Непримиримые разногласия (СИ) - Страница 3

Изменить размер шрифта:

– Явилась, наконец! Я уже места себе не нахожу! – караулившая у дверей матушка застала врасплох и подхватила под руку. – Рассказывай скорее, как все прошло! – меня насильно потащили в комнату, не принимая во внимание слабые возражения.

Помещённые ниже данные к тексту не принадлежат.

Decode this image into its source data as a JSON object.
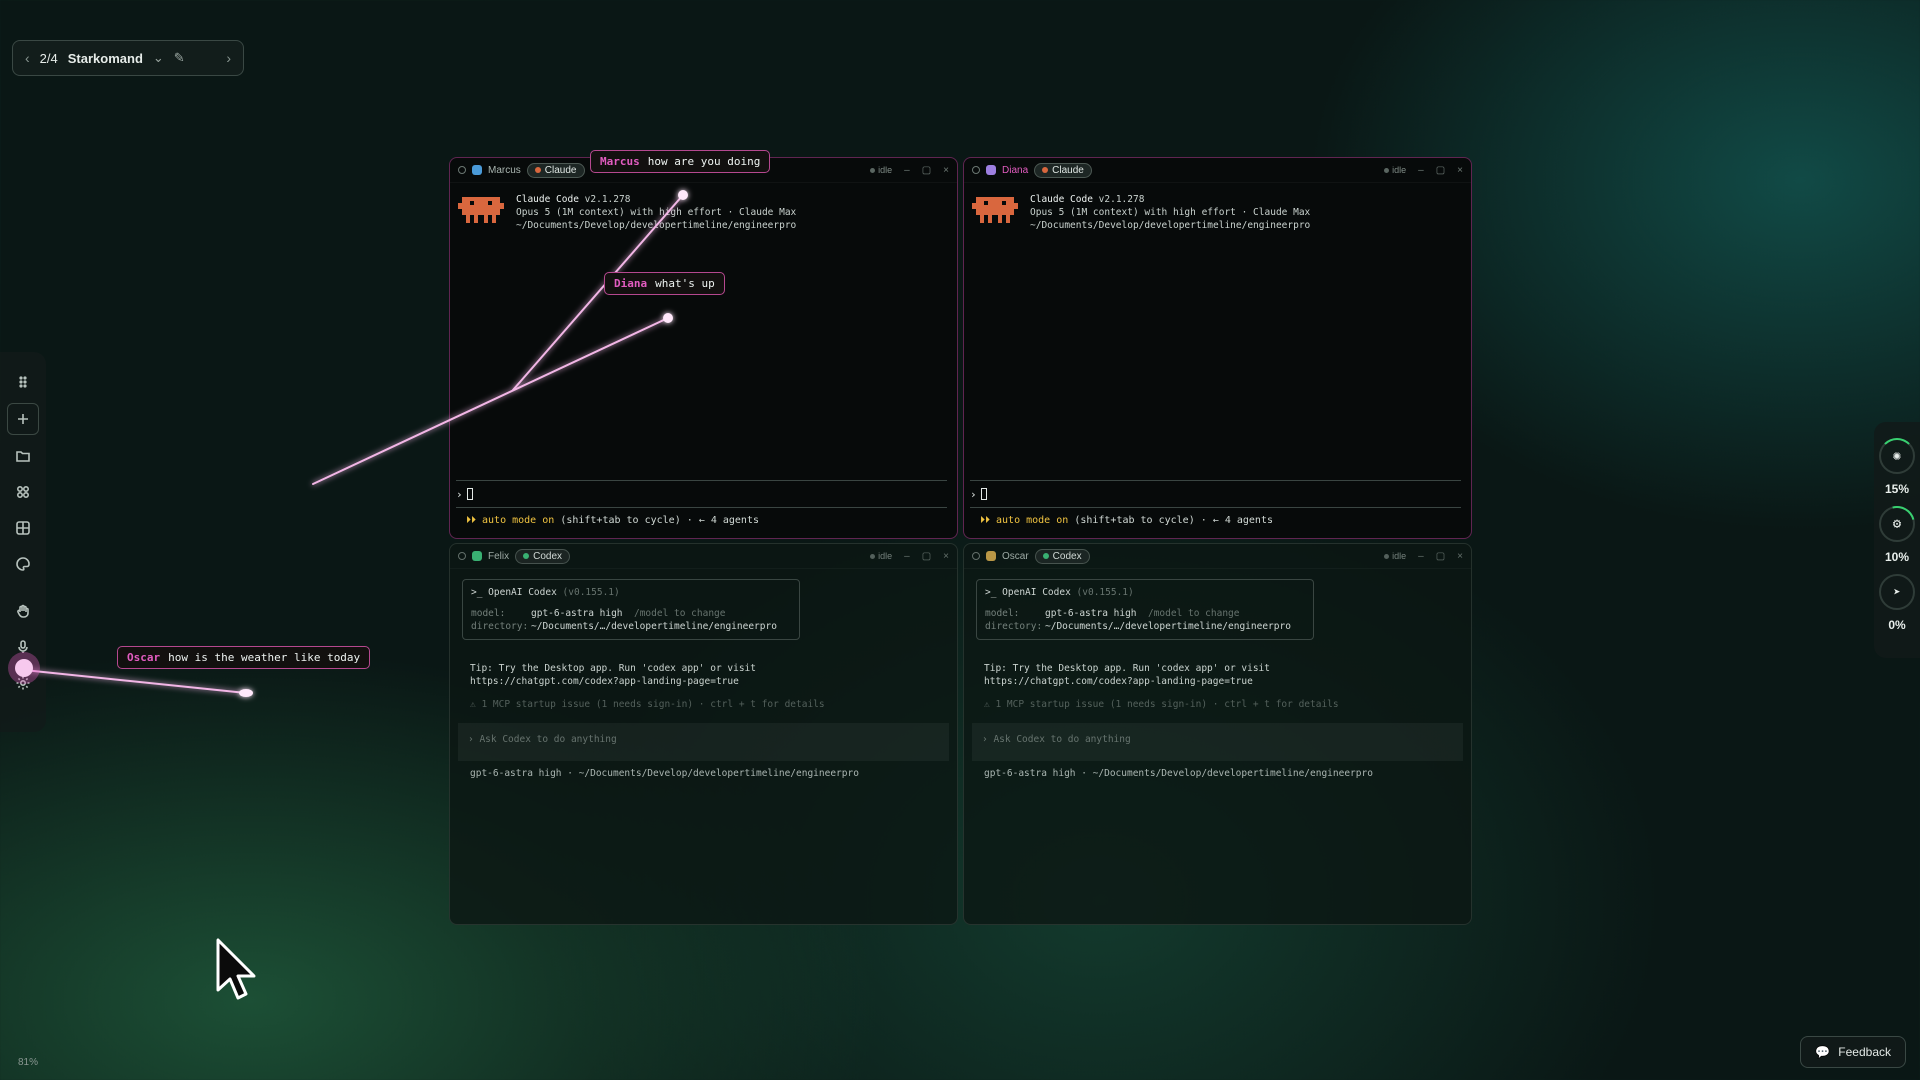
{
  "workspace": {
    "position": "2/4",
    "name": "Starkomand"
  },
  "zoom": "81%",
  "feedback_label": "Feedback",
  "stats": [
    {
      "icon": "cpu-icon",
      "value": "15%"
    },
    {
      "icon": "memory-icon",
      "value": "10%"
    },
    {
      "icon": "pointer-icon",
      "value": "0%"
    }
  ],
  "panes": {
    "marcus": {
      "name": "Marcus",
      "agent": "Claude",
      "status": "idle",
      "line1_title": "Claude Code",
      "line1_ver": "v2.1.278",
      "line2": "Opus 5 (1M context) with high effort · Claude Max",
      "line3": "~/Documents/Develop/developertimeline/engineerpro",
      "prompt": "›",
      "auto_label": "⏵⏵ auto mode on",
      "auto_hint": "(shift+tab to cycle) · ← 4 agents"
    },
    "diana": {
      "name": "Diana",
      "agent": "Claude",
      "status": "idle",
      "line1_title": "Claude Code",
      "line1_ver": "v2.1.278",
      "line2": "Opus 5 (1M context) with high effort · Claude Max",
      "line3": "~/Documents/Develop/developertimeline/engineerpro",
      "prompt": "›",
      "auto_label": "⏵⏵ auto mode on",
      "auto_hint": "(shift+tab to cycle) · ← 4 agents"
    },
    "felix": {
      "name": "Felix",
      "agent": "Codex",
      "status": "idle",
      "box_title": ">_ OpenAI Codex",
      "box_ver": "(v0.155.1)",
      "model_key": "model:",
      "model_val": "gpt-6-astra high",
      "model_hint": "/model to change",
      "dir_key": "directory:",
      "dir_val": "~/Documents/…/developertimeline/engineerpro",
      "tip1": "Tip: Try the Desktop app. Run 'codex app' or visit",
      "tip2": "https://chatgpt.com/codex?app-landing-page=true",
      "warn": "⚠ 1 MCP startup issue (1 needs sign-in) · ctrl + t for details",
      "ask": "› Ask Codex to do anything",
      "footer": "gpt-6-astra high · ~/Documents/Develop/developertimeline/engineerpro"
    },
    "oscar": {
      "name": "Oscar",
      "agent": "Codex",
      "status": "idle",
      "box_title": ">_ OpenAI Codex",
      "box_ver": "(v0.155.1)",
      "model_key": "model:",
      "model_val": "gpt-6-astra high",
      "model_hint": "/model to change",
      "dir_key": "directory:",
      "dir_val": "~/Documents/…/developertimeline/engineerpro",
      "tip1": "Tip: Try the Desktop app. Run 'codex app' or visit",
      "tip2": "https://chatgpt.com/codex?app-landing-page=true",
      "warn": "⚠ 1 MCP startup issue (1 needs sign-in) · ctrl + t for details",
      "ask": "› Ask Codex to do anything",
      "footer": "gpt-6-astra high · ~/Documents/Develop/developertimeline/engineerpro"
    }
  },
  "bubbles": {
    "marcus": {
      "who": "Marcus",
      "text": "how are you doing"
    },
    "diana": {
      "who": "Diana",
      "text": "what's up"
    },
    "oscar": {
      "who": "Oscar",
      "text": "how is the weather like today"
    }
  },
  "colors": {
    "accent_pink": "#e25cc0",
    "claude_orange": "#d9673e",
    "codex_green": "#3dbd7a",
    "ring_green": "#38d070"
  }
}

Зарика, не обращая на нас внимания, сервировала стол. В центре красовался ягодный пирог, над которым поднимался дымок, распространяя потрясающий запах выпечки. Я судорожно сглотнула, вспоминая, что с утра мне так и не довелось перекусить. Маменька, воистину как демон искуситель, протянула кусочек пирога, заботливо отрезанного служанкой. Это было последней каплей. Предательски защипавшие глаза наполнили слёзы, и слова признания сами слетали с губ. Я принялась рассказывать об испорченном настроении, ненавистных килограммах, неведомо как набранных, насмешках приятельницы и вынужденной диете, на которой мне теперь придётся сидеть. Покаянные речи всё длились и длились, изредка прерываясь всхлипами и ручьями горьких слёз. Исповедь сопровождал осуждающий взгляд матери, что ещё больше стимулировало чувство жалости к себе. Если даже она не может посочувствовать, что уже говорить о таких людях, как Трина?

– Дай сюда! – матушка грубо вырвала из моих рук тарелку. – Что на тебя нашло?

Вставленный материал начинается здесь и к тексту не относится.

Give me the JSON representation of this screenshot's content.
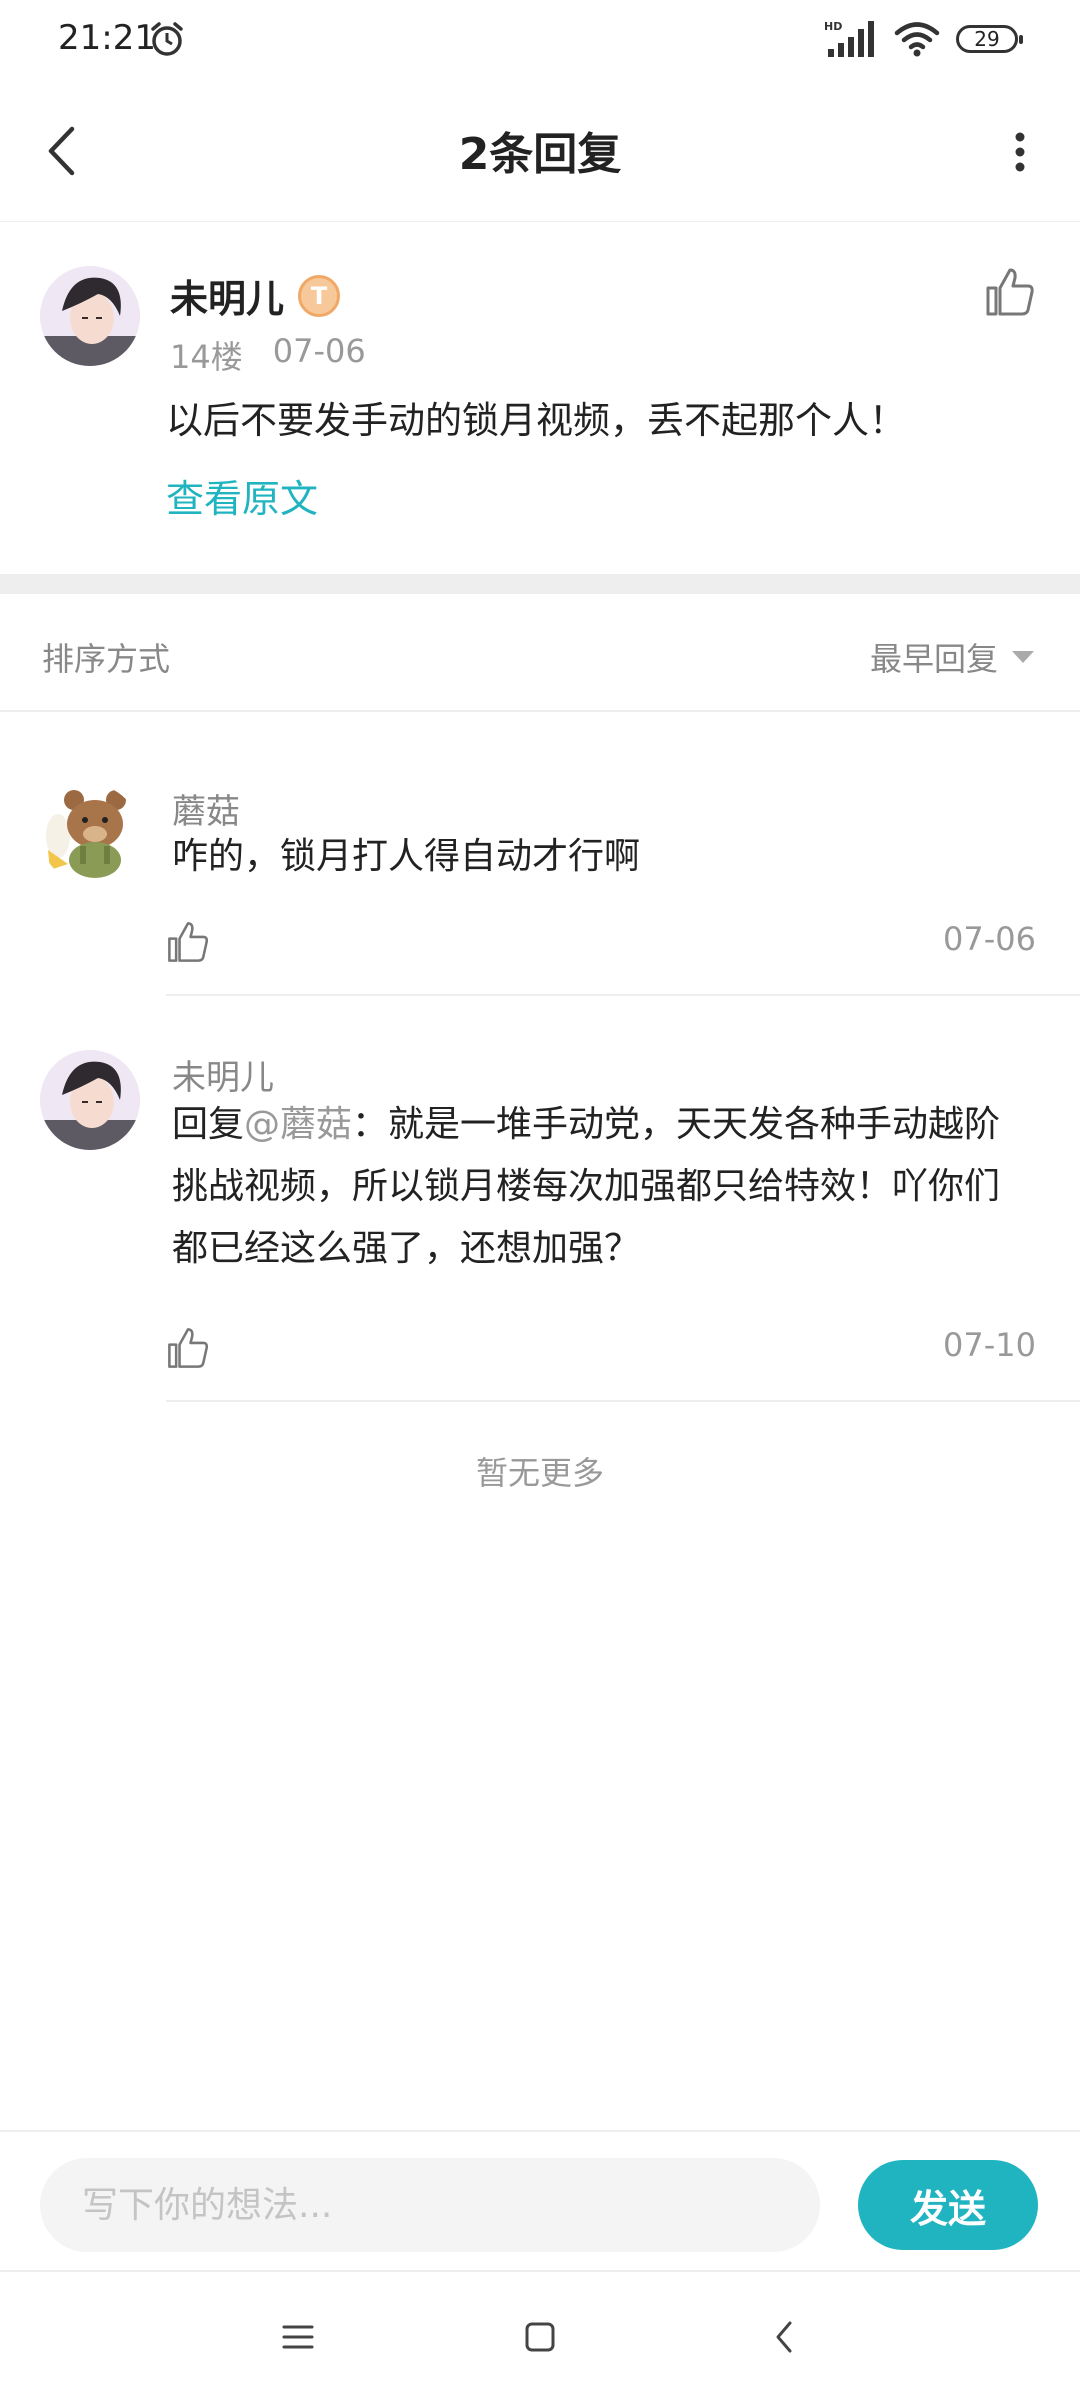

Я непонимающе воззрилась на бесцеремонно отнятое блюдо. Среди большого количества крошек сиротливо виднелся один единственный уцелевший кусочек, который маменьке только что удалось у меня отнять. Получается, в эмоциональном порыве я смогла съесть целый пирог и даже этого не заметить! Когда же только успела это сделать? В памяти значился существенный провал: в желудке – приятная тяжесть, во рту – сладость, на руках – липкость. Очевидно, я так разволновалась, что даже не озаботилась тем, чтобы взять столовые приборы. Значит, я впихивала выпечку в себя прямо руками? Меня охватили паника и ужас. Могла ли я повести себя, как последняя нищенка, дорвавшись до лакомства, полностью потерять контроль? Нет! Приличная воспитанная фэйра так поступить не могла! Только взбешённый взгляд матушки говорил об обратном. А ещё вспомнился лишний вес, к которому сейчас добавил несколько грамм целый пирог. Или, чего уж греха таить, вполне возможно, я стала тяжелее на целый килограмм. Чувство вины от переедания накрыло новой волной. Осознание того, что заветные сантиметры становятся от меня всё дальше, заставило пролиться новую порцию слёз.

– Мам, ну как так? Я даже не заметила, как сделала это!

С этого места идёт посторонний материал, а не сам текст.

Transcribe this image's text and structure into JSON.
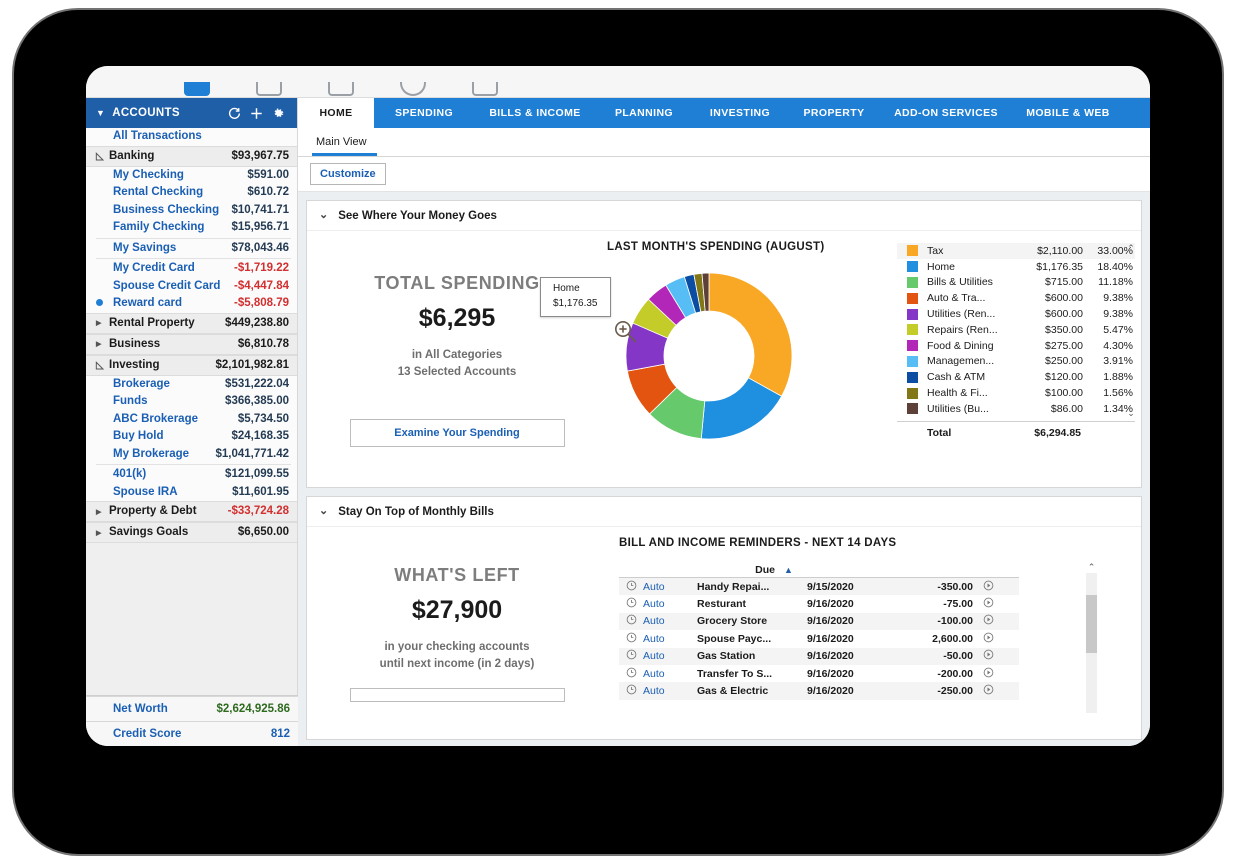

Раскаяние было искренним. Однако к нему в душе присоединилось какое-то нездоровое удовлетворение. Что-то внутри прямо-таки ликовало. Чувство для меня было несвойственным. Я никогда в жизни не испытывала таких сильных эмоций. Даже долгожданная поездка к господину Ларко и будущий бал не вызывали такую бурю в душе. Удивительно, но это могло быть даже приятно, если бы не провал в памяти и неуёмный жор. Ещё осталась немаленькая такая досада, что пирогом как-то насладиться не получилось, так как во время поедания оного я пребывала в прострации. Обидно, да и только!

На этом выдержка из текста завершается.